Senators Urge OMB to Consider Small-Business Contractors on Supply Chain Regulations

U.S. Senators Marco Rubio (R-FL) and Ben Cardin (D-MD), Chairman and Ranking Member of the Senate Committee on Small Business and Entrepreneurship, sent a letter to Russell Vought, Acting Director of the Office of Management and Budget (OMB) regarding the implementation of Section 889(a)(1)(B) of the John S. McCain National Defense Authorization Act for Fiscal Year 2019 (FY2019 NDAA).

Section 889 prohibits the use of certain Chinese telecommunication equipment by both the federal government and federal contractors. Regulatory implementation language has already been drafted and sent to OMB’s Office of Information and Regulatory Affairs (OIRA) for approval. The Chairman and Ranking Member urged OMB to provide special consideration to small businesses and provide these firms with both a clear path toward compliance and a reasonable compliance time frame.

“The effective implementation of section 889(a)(1)(B) hinges on federal contractors’ ability to effectively understand the regulation, have transparency into their supply chains, and make any necessary changes to become compliant,”the Senators wrote. “While many larger contractors have the resources and personnel to comply quickly, small business contractors may need more assistance and time. Considering that roughly one quarter of federal procurements, accounting for more than $120 billion in spending, go to small businesses, we believe it is vital that small businesses be given special consideration when implementing this legislation.”

The full text of the letter is below.

Dear Acting Director Vought:

We write with regard to the implementation of Section 889(a)(1)(B) of the John S. McCain National Defense Authorization Act for Fiscal Year 2019 (FY2019 NDAA).  This provision is a vital step toward securing our supply chain through the prohibition of potentially harmful Chinese products and services. However, we are concerned that if the regulatory implementation language fails to adequately consider small businesses, this process could not only result in an ineffective implementation of the prohibition, but also be both harmful and costly to thousands of small federal contractors.

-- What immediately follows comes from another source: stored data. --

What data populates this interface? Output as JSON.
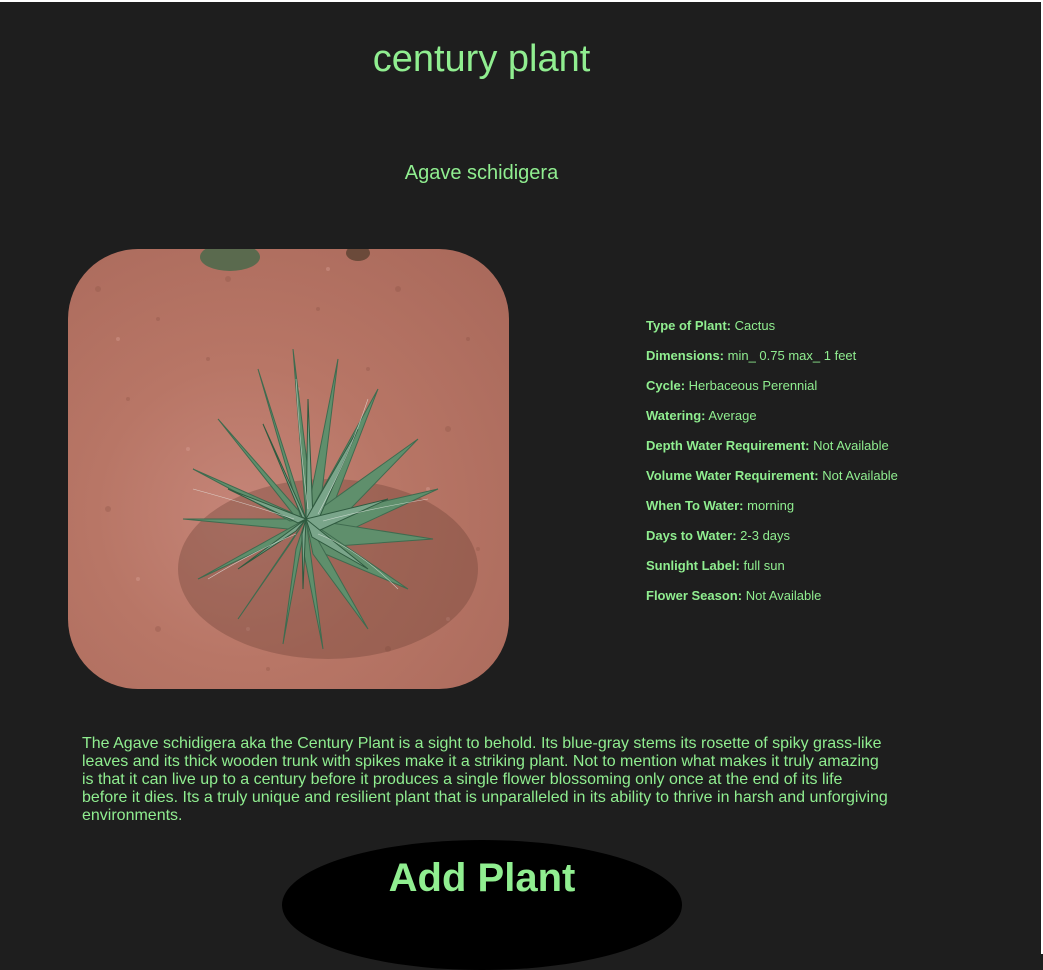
{
  "plant": {
    "common_name": "century plant",
    "scientific_name": "Agave schidigera",
    "image_alt": "Agave schidigera photo",
    "details": [
      {
        "label": "Type of Plant:",
        "value": "Cactus"
      },
      {
        "label": "Dimensions:",
        "value": "min_ 0.75 max_ 1 feet"
      },
      {
        "label": "Cycle:",
        "value": "Herbaceous Perennial"
      },
      {
        "label": "Watering:",
        "value": "Average"
      },
      {
        "label": "Depth Water Requirement:",
        "value": "Not Available"
      },
      {
        "label": "Volume Water Requirement:",
        "value": "Not Available"
      },
      {
        "label": "When To Water:",
        "value": "morning"
      },
      {
        "label": "Days to Water:",
        "value": "2-3 days"
      },
      {
        "label": "Sunlight Label:",
        "value": "full sun"
      },
      {
        "label": "Flower Season:",
        "value": "Not Available"
      }
    ],
    "description": "The Agave schidigera aka the Century Plant is a sight to behold. Its blue-gray stems its rosette of spiky grass-like leaves and its thick wooden trunk with spikes make it a striking plant. Not to mention what makes it truly amazing is that it can live up to a century before it produces a single flower blossoming only once at the end of its life before it dies. Its a truly unique and resilient plant that is unparalleled in its ability to thrive in harsh and unforgiving environments."
  },
  "actions": {
    "add_label": "Add Plant"
  },
  "colors": {
    "background": "#1e1e1e",
    "text": "#90ee90",
    "button": "#000000"
  }
}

As you know, the FY2019 NDAA, under section 889, prohibits the federal government from directly procuring “any equipment, system or service uses covered telecommunications equipment or services as a substantial or essential component of any system, or as critical technology as a part of any system” or entering into a contract with any entity that uses such covered telecommunications equipment or services. The legislative text required that section 889(a)(1)(A) and 889(a)(1)(B) be implemented one and two years following enactment of the FY2019 NDAA, respectively.  As such, on August 13, 2019, section 889(a)(1)(A) went into effect with the publication of Federal Acquisition Regulation (FAR): Prohibition on Contracting for Certain Telecommunications and Video Surveillance Services or Equipment (FAR 52.204-24, FAR 52.204-25, and FAR 52.204-26). Section 889(a)(1)(B) of FY2019 NDAA is statutorily required to be implemented by August 13, 2020, but regulatory language has yet to be published.

It is our understanding that the Department of Defense, the General Services Administration, and the National Aeronautics and Space Administration have drafted the proposed rule to implement section 889(a)(1)(B), which is now under review by the Office of Information and Regulatory Affairs within the Office of Management and Budget.

The effective implementation of section 889(a)(1)(B) hinges on federal contractors’ ability to effectively understand the regulation, have transparency into their supply chains, and make any necessary changes to become compliant.  While many larger contractors have the resources and personnel to comply quickly, small business contractors may need more assistance and time. Considering that roughly one quarter of federal procurements, accounting for more than $120 billion in spending, go to small businesses, we believe it is vital that small businesses be given special consideration when implementing this legislation.

As Chairman and Ranking Member of the Committee on Small Business and Entrepreneurship, we respectfully request that you ensure that any regulations established to implement section 889(a)(1)(B) of the FY2019 NDAA include explicit processes by which small business contractors can examine their supply chains and efficiently become compliant. By providing these small firms with a clear path toward compliance and a reasonable time frame, we believe that the goal of securing the United States supply chain will be better achieved.

Thank you for your attention to this important matter.